Matthias swung back to the holy man. ‘There is another temple?’
‘The secret hidden heart. Lord Shiva’s body covers and hides the true soul of his wife the goddess Kali, which is how the ancients saw it. And it is into that soul that I am taking you now.’
It had been easy to get into Willi’s squat. He lived, with the other band members, in an old storehouse by the river just off Utoquai. They were used to Liliane arriving and leaving at bizarre times of the day, and they tended not to read newspapers or take much interest in the daily affairs of Zürich unless they involved the music world. So when Liliane turned up that morning in a slightly torn dishevelled school uniform with strange marks around her wrists and neck they merely opened the door and mumbled something about Willi still being asleep up in his ‘nest’. Willi’s part of the warehouse, partitioned off by plasterboard, served as a rehearsal room and place to store the band’s instruments. He slept atop a platform that doubled as a roof, in an alcove he’d painted black with one wall covered in black vinyl, the centrepiece of which was the cover of the band’s first single – like a shrine. A fifteen-foot ladder led up to the bed. Beneath the platform, crowded in like unwanted party guests, were a variety of instruments the band used for special occasions: a ukulele, an early synthesiser, a strange instrument made from horsehair and a packing box, and an ancient drum kit. Ignoring Willi – still prone, sleeping and no doubt hungover, his large feet draped over the edge of the platform clad in dirty fluorescent green socks – Liliane went straight to the drum kit. Inside the bass drum, wrapped in old cloth, was the gun she’d stolen from the Frenchman’s apartment. She picked it up and slipped it into her pocket.

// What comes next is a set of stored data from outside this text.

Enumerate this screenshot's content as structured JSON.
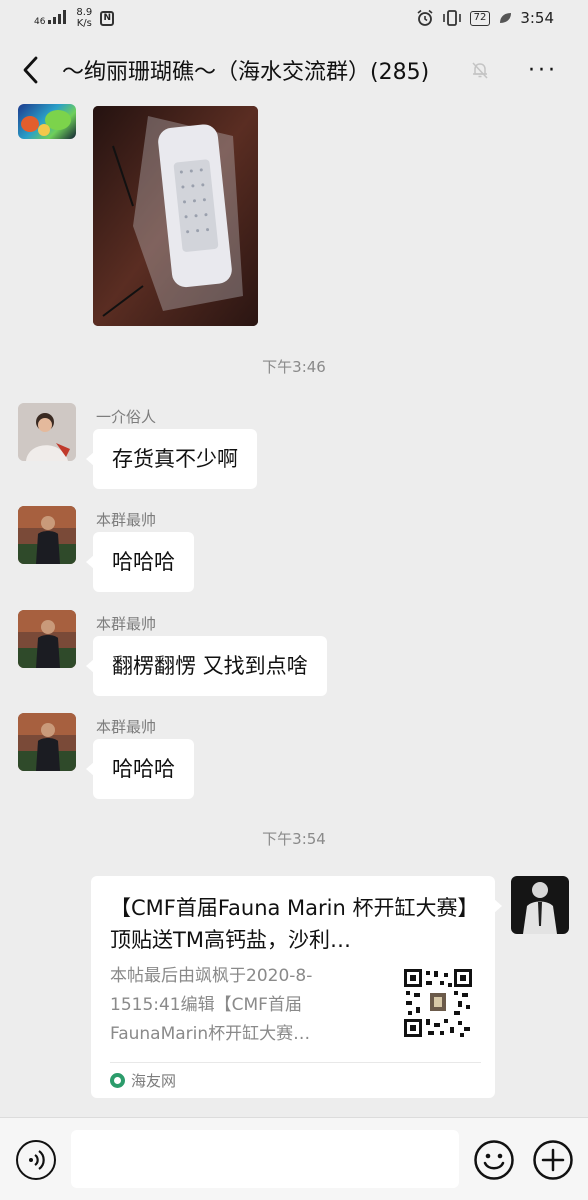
{
  "status_bar": {
    "signal": "46",
    "speed_value": "8.9",
    "speed_unit": "K/s",
    "nfc": "N",
    "battery": "72",
    "time": "3:54"
  },
  "header": {
    "title": "～绚丽珊瑚礁～（海水交流群）(285)",
    "back_icon": "chevron-left-icon",
    "muted_icon": "bell-off-icon",
    "more_icon": "more-icon",
    "more_label": "···"
  },
  "messages": [
    {
      "type": "image",
      "sender": "",
      "image_desc": "led-light-in-plastic-bag"
    },
    {
      "type": "time",
      "text": "下午3:46"
    },
    {
      "type": "text",
      "sender": "一介俗人",
      "text": "存货真不少啊"
    },
    {
      "type": "text",
      "sender": "本群最帅",
      "text": "哈哈哈"
    },
    {
      "type": "text",
      "sender": "本群最帅",
      "text": "翻楞翻愣 又找到点啥"
    },
    {
      "type": "text",
      "sender": "本群最帅",
      "text": "哈哈哈"
    },
    {
      "type": "time",
      "text": "下午3:54"
    },
    {
      "type": "link_card",
      "title": "【CMF首届Fauna Marin 杯开缸大赛】顶贴送TM高钙盐，沙利…",
      "description": "本帖最后由飒枫于2020-8-1515:41编辑【CMF首届FaunaMarin杯开缸大赛…",
      "source": "海友网"
    }
  ],
  "input_bar": {
    "placeholder": "",
    "voice_icon": "voice-icon",
    "emoji_icon": "emoji-icon",
    "plus_icon": "plus-icon"
  }
}
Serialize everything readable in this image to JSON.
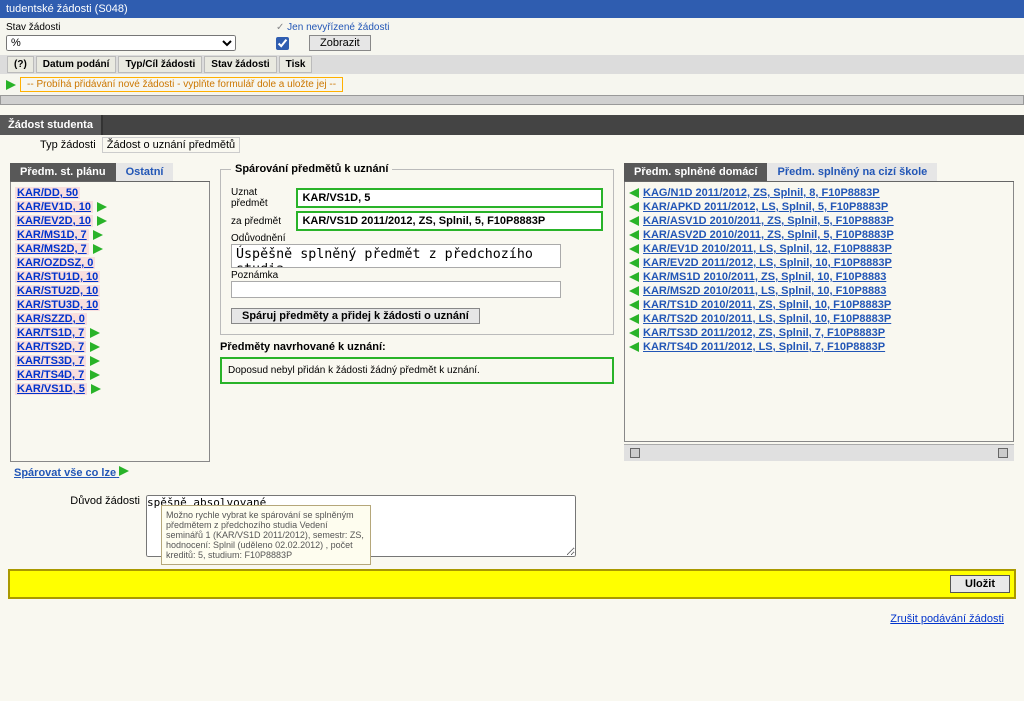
{
  "window_title": "tudentské žádosti (S048)",
  "filter": {
    "state_label": "Stav žádosti",
    "state_value": "%",
    "pending_label": "Jen nevyřízené žádosti",
    "show_btn": "Zobrazit"
  },
  "cols": [
    "(?)",
    "Datum podání",
    "Typ/Cíl žádosti",
    "Stav žádosti",
    "Tisk"
  ],
  "notice": "-- Probíhá přidávání nové žádosti - vyplňte formulář dole a uložte jej --",
  "main_tab": "Žádost studenta",
  "type_label": "Typ žádosti",
  "type_value": "Žádost o uznání předmětů",
  "left": {
    "tab_a": "Předm. st. plánu",
    "tab_b": "Ostatní",
    "items": [
      {
        "t": "KAR/DD, 50",
        "a": false
      },
      {
        "t": "KAR/EV1D, 10",
        "a": true
      },
      {
        "t": "KAR/EV2D, 10",
        "a": true
      },
      {
        "t": "KAR/MS1D, 7",
        "a": true
      },
      {
        "t": "KAR/MS2D, 7",
        "a": true
      },
      {
        "t": "KAR/OZDSZ, 0",
        "a": false
      },
      {
        "t": "KAR/STU1D, 10",
        "a": false
      },
      {
        "t": "KAR/STU2D, 10",
        "a": false
      },
      {
        "t": "KAR/STU3D, 10",
        "a": false
      },
      {
        "t": "KAR/SZZD, 0",
        "a": false
      },
      {
        "t": "KAR/TS1D, 7",
        "a": true
      },
      {
        "t": "KAR/TS2D, 7",
        "a": true
      },
      {
        "t": "KAR/TS3D, 7",
        "a": true
      },
      {
        "t": "KAR/TS4D, 7",
        "a": true
      },
      {
        "t": "KAR/VS1D, 5",
        "a": true
      }
    ],
    "pair_all": "Spárovat vše co lze"
  },
  "pair": {
    "legend": "Spárování předmětů k uznání",
    "recognize_label": "Uznat předmět",
    "recognize_value": "KAR/VS1D, 5",
    "for_label": "za předmět",
    "for_value": "KAR/VS1D 2011/2012, ZS, Splnil, 5, F10P8883P",
    "justif_label": "Odůvodnění",
    "justif_value": "Úspěšně splněný předmět z předchozího studia",
    "note_label": "Poznámka",
    "button": "Spáruj předměty a přidej k žádosti o uznání"
  },
  "proposed": {
    "legend": "Předměty navrhované k uznání:",
    "empty": "Doposud nebyl přidán k žádosti žádný předmět k uznání."
  },
  "right": {
    "tab_a": "Předm. splněné domácí",
    "tab_b": "Předm. splněný na cizí škole",
    "items": [
      "KAG/N1D 2011/2012, ZS, Splnil, 8, F10P8883P",
      "KAR/APKD 2011/2012, LS, Splnil, 5, F10P8883P",
      "KAR/ASV1D 2010/2011, ZS, Splnil, 5, F10P8883P",
      "KAR/ASV2D 2010/2011, ZS, Splnil, 5, F10P8883P",
      "KAR/EV1D 2010/2011, LS, Splnil, 12, F10P8883P",
      "KAR/EV2D 2011/2012, LS, Splnil, 10, F10P8883P",
      "KAR/MS1D 2010/2011, ZS, Splnil, 10, F10P8883",
      "KAR/MS2D 2010/2011, LS, Splnil, 10, F10P8883",
      "KAR/TS1D 2010/2011, ZS, Splnil, 10, F10P8883P",
      "KAR/TS2D 2010/2011, LS, Splnil, 10, F10P8883P",
      "KAR/TS3D 2011/2012, ZS, Splnil, 7, F10P8883P",
      "KAR/TS4D 2011/2012, LS, Splnil, 7, F10P8883P"
    ]
  },
  "tooltip": "Možno rychle vybrat ke spárování se splněným předmětem z předchozího studia Vedení seminářů 1 (KAR/VS1D 2011/2012), semestr: ZS, hodnocení: Splnil (uděleno 02.02.2012) , počet kreditů: 5, studium: F10P8883P",
  "reason_label": "Důvod žádosti",
  "reason_value": "spěšně absolvované",
  "save": "Uložit",
  "cancel": "Zrušit podávání žádosti"
}
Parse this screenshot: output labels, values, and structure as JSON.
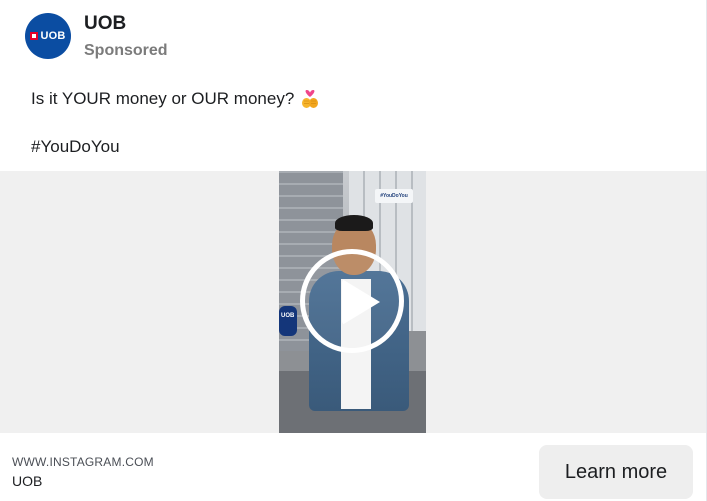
{
  "post": {
    "page_name": "UOB",
    "sponsored_label": "Sponsored",
    "avatar_text": "UOB",
    "caption": "Is it YOUR money or OUR money?",
    "hashtag": "#YouDoYou",
    "emoji_icon": "heart-hands-emoji"
  },
  "video": {
    "sign_text": "#YouDoYou",
    "mic_text": "UOB",
    "play_icon": "play-icon"
  },
  "footer": {
    "domain": "WWW.INSTAGRAM.COM",
    "advertiser": "UOB",
    "cta_label": "Learn more"
  },
  "colors": {
    "brand_blue": "#0b4da2",
    "brand_red": "#e4002b",
    "cta_bg": "#eeeeee",
    "media_bg": "#f0f0f0"
  }
}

‘The crater has two small lakes fringed by forest in which live fantastic wild birds. There is also a temple, very ancient, more than a thousand years old, maybe you like to see this?’ The guide, who looked little more than a child to Janus, chatted enthusiastically, as he sprinted up the narrow rocky path, while the others walking behind struggled to keep up.
‘Just get us there,’ Janus grunted irritably. It felt like hours since they’d arrived at the base of the steep incline that seemed to curve back towards the horizon on either side.
‘The incline is an illusion,’ Jorges explained, whistling and striding out energetically in front of Janus and Olek. ‘We are actually climbing the lip of the crater. Fascinating, isn’t it?’
Janus, uncomfortably hot, grunted in the sweltering heat; he’d begun to regret his decision to hunt Matthias von Holindt down personally. There were four of them in the party: the young guide who led up front; Jorges, Janus himself, and Olek. Janus glanced back at the Russian. Sweating, sunburn scorching a red path across his shaven scalp, Olek shrugged back. He looked as if he too were struggling in the heat, but the sight of the mercenary was comforting to Janus. He knew the man carried both a revolver and a silencer, his loyalty and professionalism unquestioning.
They scrambled up a particularly steep incline and the view opened before them as if they’d stepped through some magical peephole. Without a word the guide pointed down to the circular lake and the clear interior of the crater.
‘You are here. I leave you now,’ he announced firmly and started to turn back.
Janus grabbed his w
rist. ‘I paid you to take us all the way.’
‘You do not understand, sir. Great evil down there, plenty people get sick there. I will not go.’ He yanked his arm away. Jorges spoke in Hindi but the guide still shook his head and replied rapidly in the same language.
‘He says this is a bad place, and that strange things have happened because of what’s buried below the lake. Trees bursting into flame, floating rocks…’
Olek glanced anxiously at Janus. ‘Maybe he’s right?’
‘Don’t be ridiculous. It’s just local superstitious nonsense,’ Janus snapped back, then lifted his binoculars to his eyes. ‘But it sounds like we’re on the right path.’ He scanned the opposite bank but could see nothing but a few trees and scrub. He turned to the guide. ‘I’ll pay you ten times the original fee if you take us down there.’